After the IPO, when the shares have entered the stock market, the general laws of economics- the law of demand and supply, decide their market value. Investors and stock brokers capitalize on the market value of the stock and shares. It goes without saying that stock prices are dynamic and tend to change every day. The key to make money through this market is to buy at a low price and sell at a high price. So how can one predict or forecast what the price of shares is going to be?
Methodology
There are several ways by which the stock market behavior can be faintly chalked out. Learning about it is a 24/7 process and you need to keep yourself updated about all the facts as of current date. The more facts you know, the better you can interpret this market.
- Getting to know the simple laws and economic concepts is of crucial importance, because the stock markets and stock prices are chiefly governed by common demand and supply forces. The thumb rule is- more the demand, more is the stock price and vice versa. The supply level of the stocks remain constant as the number of shares are usually same. In case of an IPO, the prices that immediately follow the offering (which is a supply), are also influenced by similar laws. For example, the prices of stocks of popular and well-known companies tend to shoot up as many people demand the freshly issued shares.

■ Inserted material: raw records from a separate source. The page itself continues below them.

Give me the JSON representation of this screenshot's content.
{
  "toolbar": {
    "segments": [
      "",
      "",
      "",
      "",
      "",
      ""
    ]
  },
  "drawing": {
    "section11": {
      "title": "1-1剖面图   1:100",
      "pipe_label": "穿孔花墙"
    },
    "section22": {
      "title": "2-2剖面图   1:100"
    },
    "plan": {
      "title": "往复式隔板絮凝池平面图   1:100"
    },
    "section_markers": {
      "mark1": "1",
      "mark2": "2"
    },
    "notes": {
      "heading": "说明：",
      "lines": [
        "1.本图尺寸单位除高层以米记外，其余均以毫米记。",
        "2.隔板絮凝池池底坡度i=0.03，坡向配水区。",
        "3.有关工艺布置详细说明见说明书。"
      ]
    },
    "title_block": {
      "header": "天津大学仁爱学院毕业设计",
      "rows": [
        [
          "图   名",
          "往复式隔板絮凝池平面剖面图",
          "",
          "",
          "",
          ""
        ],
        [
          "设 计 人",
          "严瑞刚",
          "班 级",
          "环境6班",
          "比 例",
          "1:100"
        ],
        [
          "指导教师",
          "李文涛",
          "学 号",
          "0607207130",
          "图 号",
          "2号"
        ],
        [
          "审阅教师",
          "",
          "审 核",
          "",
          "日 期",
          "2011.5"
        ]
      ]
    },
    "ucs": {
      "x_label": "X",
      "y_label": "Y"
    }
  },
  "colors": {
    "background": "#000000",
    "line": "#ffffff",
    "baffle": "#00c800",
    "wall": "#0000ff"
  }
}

- Now, we begin with the hardcore financial analysis of stocks. The first criteria of comparison is the company stock. The performance of the company within the field or sector in which it operates is of crucial importance. The better the company’s sales, performance, and reputation, the better is the stock price going to be. Such stocks also tend to have a very high dividend.
- Some financial fundamentals such as the prior market price of the share, the financial behavior of the company, and the balance sheet analysis are also great pointers as to how the stock is doing or may perform in the future.
- Next comes the management style which is a crucial factor, and the share market price is significantly affected by it.
- The next criteria of comparison is the current affairs. Every event in the world tends to affect the share value of companies, especially of those that are party to the event. For example, war or epidemics tend to affect the sales, and ultimately the share prices of crude oil and Pharma companies respectively. Government legislation tend to affect the sales of companies, thereby bringing down or pushing up their share values. Similarly, festivals, rumors, and holidays also affect the stock prices significantly. Annual cyclical changes tend to affect the company’s share market prices. For example, post the budgets by the governments, share prices often tend to go up in most cases. Similarly, the stock prices of food companies increase in harvest seasons, or the stock prices of crude oil companies shoot up in winters due to the high demand for oil products.
On the whole, inquisitively keeping a track of the share prices and all the current ongoing events is of absolute importance. An economic newspaper and a stock exchange website can provide the best possible information for research.
Disclaimer: This article is for reference purposes only and does not directly recommend any specific investment choices.